Erneuter Schlag gegen russische Zivilgesellschaft

 

Das Oberste Gericht von Tatarstan hat heute auf Antrag des russischen Justizministeriums die Auflösung der Menschenrechtsorganisation AGORA verfügt, die ihren Sitz in Kasan hat.

AGORA ist eine NGO von Juristen und Anwälten, die unentgeltliche Rechtshilfe leistet und in mehreren Regionen juristische Aufklärung durchführt.

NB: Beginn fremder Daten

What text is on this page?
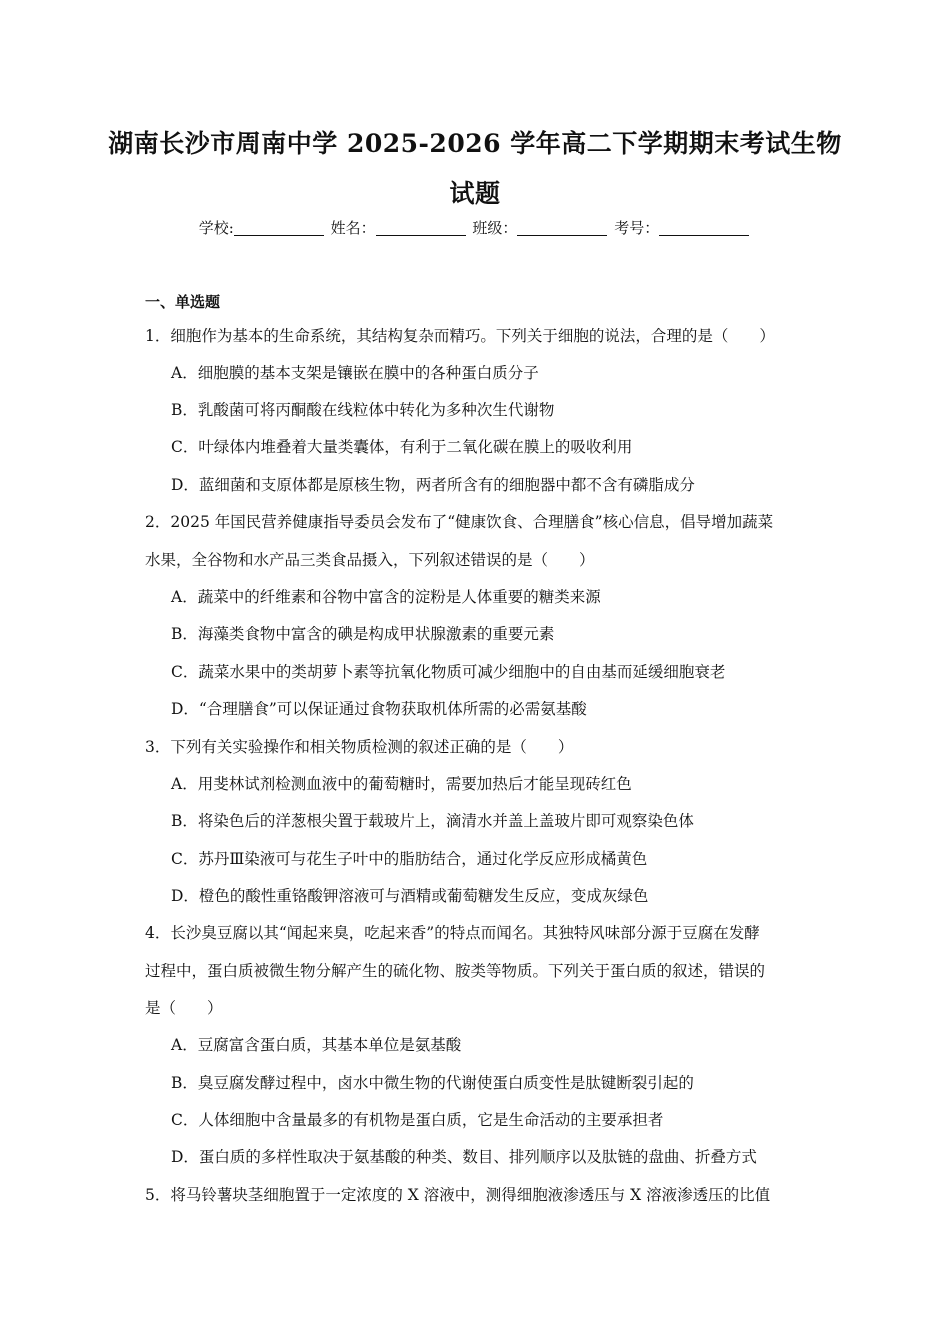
湖南长沙市周南中学 2025-2026 学年高二下学期期末考试生物
试题
学校:	姓名：	班级：	考号：
一、单选题
1．细胞作为基本的生命系统，其结构复杂而精巧。下列关于细胞的说法，合理的是（　　）
A．细胞膜的基本支架是镶嵌在膜中的各种蛋白质分子
B．乳酸菌可将丙酮酸在线粒体中转化为多种次生代谢物
C．叶绿体内堆叠着大量类囊体，有利于二氧化碳在膜上的吸收利用
D．蓝细菌和支原体都是原核生物，两者所含有的细胞器中都不含有磷脂成分
2．2025 年国民营养健康指导委员会发布了“健康饮食、合理膳食”核心信息，倡导增加蔬菜
水果，全谷物和水产品三类食品摄入，下列叙述错误的是（　　）
A．蔬菜中的纤维素和谷物中富含的淀粉是人体重要的糖类来源
B．海藻类食物中富含的碘是构成甲状腺激素的重要元素
C．蔬菜水果中的类胡萝卜素等抗氧化物质可减少细胞中的自由基而延缓细胞衰老
D．“合理膳食”可以保证通过食物获取机体所需的必需氨基酸
3．下列有关实验操作和相关物质检测的叙述正确的是（　　）
A．用斐林试剂检测血液中的葡萄糖时，需要加热后才能呈现砖红色
B．将染色后的洋葱根尖置于载玻片上，滴清水并盖上盖玻片即可观察染色体
C．苏丹Ⅲ染液可与花生子叶中的脂肪结合，通过化学反应形成橘黄色
D．橙色的酸性重铬酸钾溶液可与酒精或葡萄糖发生反应，变成灰绿色
4．长沙臭豆腐以其“闻起来臭，吃起来香”的特点而闻名。其独特风味部分源于豆腐在发酵
过程中，蛋白质被微生物分解产生的硫化物、胺类等物质。下列关于蛋白质的叙述，错误的
是（　　）
A．豆腐富含蛋白质，其基本单位是氨基酸
B．臭豆腐发酵过程中，卤水中微生物的代谢使蛋白质变性是肽键断裂引起的
C．人体细胞中含量最多的有机物是蛋白质，它是生命活动的主要承担者
D．蛋白质的多样性取决于氨基酸的种类、数目、排列顺序以及肽链的盘曲、折叠方式
5．将马铃薯块茎细胞置于一定浓度的 X 溶液中，测得细胞液渗透压与 X 溶液渗透压的比值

Sie wurde im Juli 2014 als „ausländischer Agent“ verzeichnet und hat diese Entscheidung erfolglos angefochten. Danach hat sie versucht, ihre Austragung aus dem Register zu erreichen. Wie der frühere Leiter von AGORA, Pawel Tschikow, erklärte, bekommt AGORA seit fast einem Jahr keinerlei finanzielle Unterstützung mehr (auch nicht aus dem Ausland).

Das Justizministerium begründete seinen Antrag damit, dass AGORA versuche, Einfluss auf die öffentliche Meinung zu nehmen und sich zugleich um eine Austragung aus dem „Agentenregister“ bemühe, in das sich die Organisation auch nicht freiwillig habe eintragen lassen. Die Tätigkeit der Organisation "bedroht die nationale Sicherheit, die Grundlagen der Verfassungsordnung, Leben und Gesundheit anderer Bürger. Ihre Verstöße sind irreparabel."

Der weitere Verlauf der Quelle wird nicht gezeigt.